Je donne un timide coup dans l'étrier et le cheval se met lentement à trotter

- Très bien ! Pour le faire tourner, enroulez un peu les rennes autour de votre main et tirez du côté où vous voulez aller. Tout en donnant ses indications, le Prince reste près du cheval, prêt à intervenir si le moindre problème survenait.

Je teste les rennes peu sûre de moi et le cheval proteste légèrement me faisant en même temps vaciller, je me stabilise grâce au prince et lui jette un regard reconnaissant.

Après plusieurs minutes d'entraînement, le prince grimpe sur son propre cheval et l'entraîne vers le jardin. 

Nous commençons donc notre promenade dans le jardin en silence. Voyant que le prince ne démarre pas la conversation je décide finalement de me lancer :  

-    Je... cela ne vous fait pas bizarre ?

-    Quoi donc ?, demande-t-il en tournant la tête vers moi.

Je jette un long regard au jardin avant de répondre, profitant de cet espace magnifique et de son air si pur. Après tant de temps enfermée au château, cette promenade me fait un bien fou. 

- Je veux dire... Depuis une semaine vous faites la rencontre de tout un tas de jeunes filles que vous n'avez jamais vu et dont vous devez pourtant passer du temps avec elles et faire comme si c'était normal. Vous n'aimeriez pas... je ne sais pas pouvoir simplement rencontrer une jeune fille par hasard et passer un bon moment sans forcément s'embarrasser de toutes ces... politesses ?

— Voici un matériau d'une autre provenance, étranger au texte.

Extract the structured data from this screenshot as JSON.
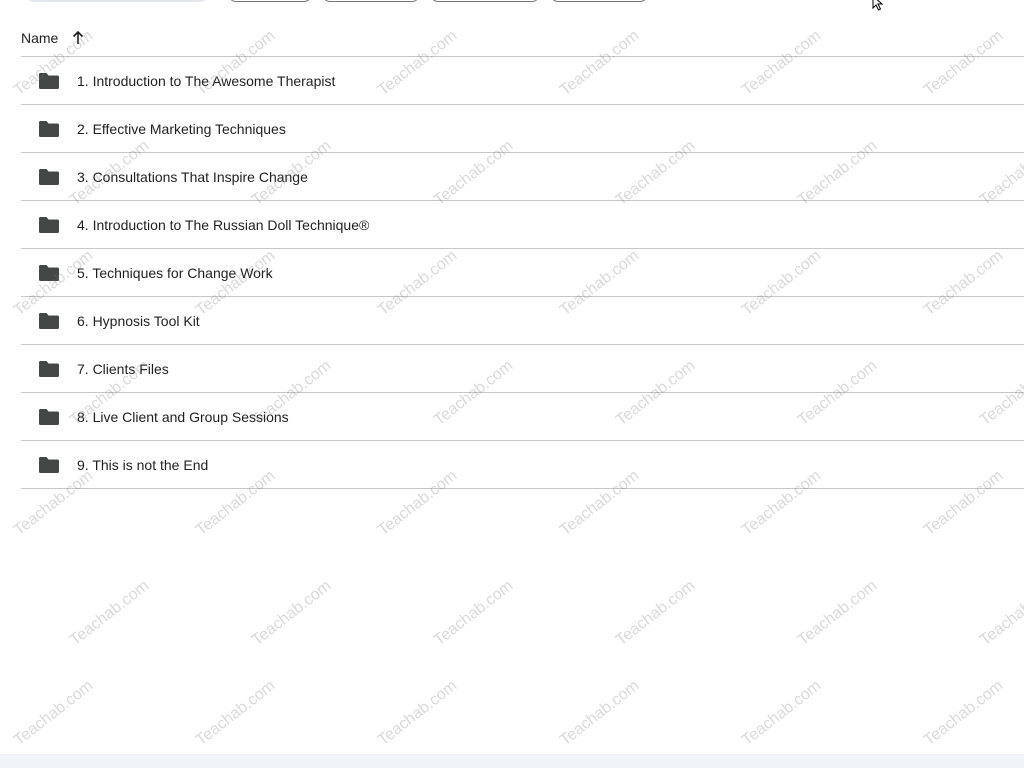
{
  "header": {
    "name_label": "Name",
    "sort_icon": "arrow-up-icon"
  },
  "folders": [
    {
      "label": "1. Introduction to The Awesome Therapist"
    },
    {
      "label": "2. Effective Marketing Techniques"
    },
    {
      "label": "3. Consultations That Inspire Change"
    },
    {
      "label": "4. Introduction to The Russian Doll Technique®"
    },
    {
      "label": "5. Techniques for Change Work"
    },
    {
      "label": "6. Hypnosis Tool Kit"
    },
    {
      "label": "7. Clients Files"
    },
    {
      "label": "8. Live Client and Group Sessions"
    },
    {
      "label": "9. This is not the End"
    }
  ],
  "watermark": {
    "text": "Teachab.com"
  },
  "colors": {
    "divider": "#c7c7c7",
    "folder_icon": "#444746",
    "text": "#1f1f1f"
  }
}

Il prend un peu de temps pour répondre, regardant droit devant lui. 

- Eh bien... C'est étrange, bien sûr. Les conseillers et mes parents ne cessent de me rappeler que se trouve parmi vous la future Reine... Et donc ma future femme. Je ne sais pas encore ce qui me fait le plus peur des deux. Il esquisse un sourire gêné. Cependant, je suis content de la situation. Je veux dire... Avant la Sélection, tout ce que je faisais était pour apprendre à être un bon roi, à coup de réunion et de cours de diplomatie. Je ne m'amusais que quand je pouvais passer un peu de temps avec Mary et Matthew. Non pas que je m'en plaigne ! Mais au moins, à présent je peux parler d'autre chose que de géopolitique et de finances avec des personnes de mon âge. J'essaye d'en profiter sans penser sans cesse que je vais devoir épouser l'une d'entre vous.

Il s'arrête un instant de parler et hausse les épaules.

-    Et pour ce qui est de rencontrer quelqu'un par hasard, je crois que cela ne m'est jamais arrivé. Toutes mes rencontres sont planifiées. En fait, le seul hasard... C'était vous, les Sélectionnées. Il tourne la tête vers moi. Excusez-moi, il arrive que je me mette à trop parler, dit-il un peu gêné. Mais je vous remercie de vous en inquiéter. Je sais que la situation est loin d'être des plus faciles pour vous, mais j'espère que vous ne passez pas de trop mauvais moments ici. Avez-vous trouvé Mary et Matthew ? Il me semble que vous les cherchiez hier ?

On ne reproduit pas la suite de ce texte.